Sadly, this iconic status wasn’t to last. By the mid 1800s the volunteer ‘profession’ was dogged by a reputation for inefficiency, disorder and riotous behaviour and many of the volunteer organizations were beginning to be replaced by official fire departments with paid personnel. Ohio introduced the first totally paid fire department in Cincinnati in 1855 and more soon followed around the country.
Some of the funding for the early volunteer fire companies came from payouts from insurance companies for fighting fires in fire insured buildings. These buildings could be easily identified by fire insurance marks on the fronts of the buildings and, as is often the way when money is involved, getting fire fighters to attend to fires in clearly uninsured buildings soon became somewhat problematic for many owners of those buildings.
Up until the 20th century a fire fighter’s job was pretty standard – it mostly involved fighting fires in fairly simple predominantly wooden structures. However, with the advent of technology and the increasing use of steel and other types of building materials, building structures were changing and fire fighting techniques and methodologies needed to develop alongside them in order to remain effective.
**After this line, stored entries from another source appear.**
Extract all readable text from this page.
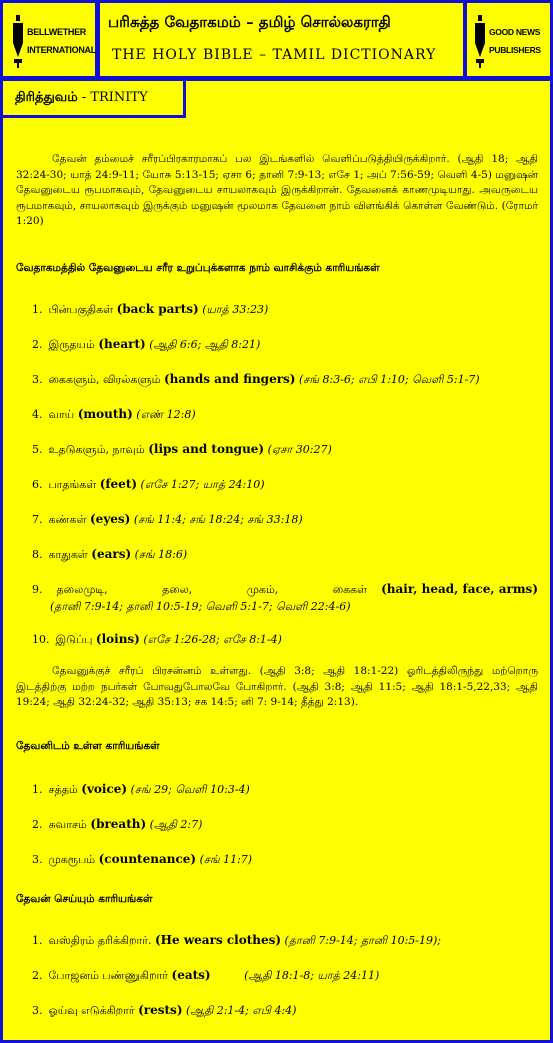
BELLWETHER
INTERNATIONAL
பரிசுத்த வேதாகமம் – தமிழ் சொல்லகராதி
THE HOLY BIBLE – TAMIL DICTIONARY
GOOD NEWS
PUBLISHERS
திரித்துவம் - TRINITY
தேவன் தம்மைச் சரீரப்பிரகாரமாகப் பல இடங்களில் வெளிப்படுத்தியிருக்கிறார். (ஆதி 18; ஆதி 32:24-30; யாத் 24:9-11; யோசு 5:13-15; ஏசா 6; தானி 7:9-13; எசே 1; அப் 7:56-59; வெளி 4-5) மனுஷன் தேவனுடைய ரூபமாகவும், தேவனுடைய சாயலாகவும் இருக்கிறான். தேவனைக் காணமுடியாது. அவருடைய ரூபமாகவும், சாயலாகவும் இருக்கும் மனுஷன் மூலமாக தேவனை நாம் விளங்கிக் கொள்ள வேண்டும். (ரோமர் 1:20)
வேதாகமத்தில் தேவனுடைய சரீர உறுப்புக்களாக நாம் வாசிக்கும் காரியங்கள்
1. பின்பகுதிகள் (back parts) (யாத் 33:23)
2. இருதயம் (heart) (ஆதி 6:6; ஆதி 8:21)
3. கைகளும், விரல்களும் (hands and fingers) (சங் 8:3-6; எபி 1:10; வெளி 5:1-7)
4. வாய் (mouth) (எண் 12:8)
5. உதடுகளும், நாவும் (lips and tongue) (ஏசா 30:27)
6. பாதங்கள் (feet) (எசே 1:27; யாத் 24:10)
7. கண்கள் (eyes) (சங் 11:4; சங் 18:24; சங் 33:18)
8. காதுகள் (ears) (சங் 18:6)
9. தலைமுடி, தலை, முகம், கைகள் (hair, head, face, arms)
(தானி 7:9-14; தானி 10:5-19; வெளி 5:1-7; வெளி 22:4-6)
10. இடுப்பு (loins) (எசே 1:26-28; எசே 8:1-4)
தேவனுக்குச் சரீரப் பிரசன்னம் உள்ளது. (ஆதி 3:8; ஆதி 18:1-22) ஓரிடத்திலிருந்து மற்றொரு இடத்திற்கு மற்ற நபர்கள் போவதுபோலவே போகிறார். (ஆதி 3:8; ஆதி 11:5; ஆதி 18:1-5,22,33; ஆதி 19:24; ஆதி 32:24-32; ஆதி 35:13; சக 14:5; னி 7: 9-14; தீத்து 2:13).
தேவனிடம் உள்ள காரியங்கள்
1. சத்தம் (voice) (சங் 29; வெளி 10:3-4)
2. சுவாசம் (breath) (ஆதி 2:7)
3. முகரூபம் (countenance) (சங் 11:7)
தேவன் செய்யும் காரியங்கள்
1. வஸ்திரம் தரிக்கிறார். (He wears clothes) (தானி 7:9-14; தானி 10:5-19);
2. போஜனம் பண்ணுகிறார் (eats)	(ஆதி 18:1-8; யாத் 24:11)
3. ஓய்வு எடுக்கிறார் (rests) (ஆதி 2:1-4; எபி 4:4)
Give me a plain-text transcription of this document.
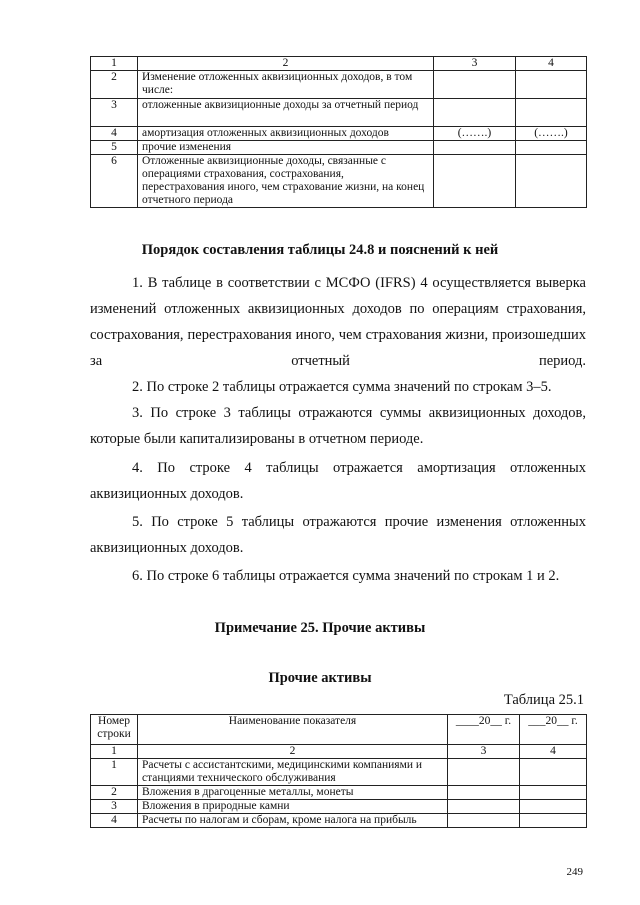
1	2	3	4
2	Изменение отложенных аквизиционных доходов, в том числе:		
3	отложенные аквизиционные доходы за отчетный период		
4	амортизация отложенных аквизиционных доходов	(…….)	(…….)
5	прочие изменения		
6	Отложенные аквизиционные доходы, связанные с операциями страхования, сострахования, перестрахования иного, чем страхование жизни, на конец отчетного периода		
Порядок составления таблицы 24.8 и пояснений к ней
1. В таблице в соответствии с МСФО (IFRS) 4 осуществляется выверка изменений отложенных аквизиционных доходов по операциям страхования, сострахования, перестрахования иного, чем страхования жизни, произошедших за отчетный период.
2. По строке 2 таблицы отражается сумма значений по строкам 3–5.
3. По строке 3 таблицы отражаются суммы аквизиционных доходов, которые были капитализированы в отчетном периоде.
4. По строке 4 таблицы отражается амортизация отложенных аквизиционных доходов.
5. По строке 5 таблицы отражаются прочие изменения отложенных аквизиционных доходов.
6. По строке 6 таблицы отражается сумма значений по строкам 1 и 2.
Примечание 25. Прочие активы
Прочие активы
Таблица 25.1
Номер строки	Наименование показателя	____20__ г.	___20__ г.
1	2	3	4
1	Расчеты с ассистантскими, медицинскими компаниями и станциями технического обслуживания		
2	Вложения в драгоценные металлы, монеты		
3	Вложения в природные камни		
4	Расчеты по налогам и сборам, кроме налога на прибыль		
249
Therefore we began to see the introduction of more specialised training such as fighting fires in high-rise structures and confined space environments as well as emphasis being placed on educating fire fighters about building construction as it relates to fire fighting. The expanding American population was also increasingly spilling out into previously uninhabited wild land and bushland areas with the added risk of wild land fires, leading to specific training in wild land fire fighting. Then there is our well-known love affair with the motorcar and its associated risks so fire fighters today are trained in vehicle rescue techniques as part of their First Emergency Response training.
Fire fighters have also become more involved in other areas somewhat originally related to fighting fires, such as care giving and life saving and today almost all career fire fighters and most volunteers in the US are now also trained Emergency Medical Technicians and have emergency medical assets available for immediate deployment. They are also taught how to deal with hazardous materials incidents. Indeed, many firehouses now respond to more medical emergency related calls than they do fire emergencies.
By 2011, official statistics had put the total number of fire fighters in the US at around 1.1 million with around one third of those being paid professionals.
Did You Know?
One of the early duties of a fire fighter was helping to pull the water pumping engines to fires and in 1818 a lady named Molly Williams made headlines when she joined the menfolk on the dragropes and in so doing became the first known female member of a fire fighting crew in the US.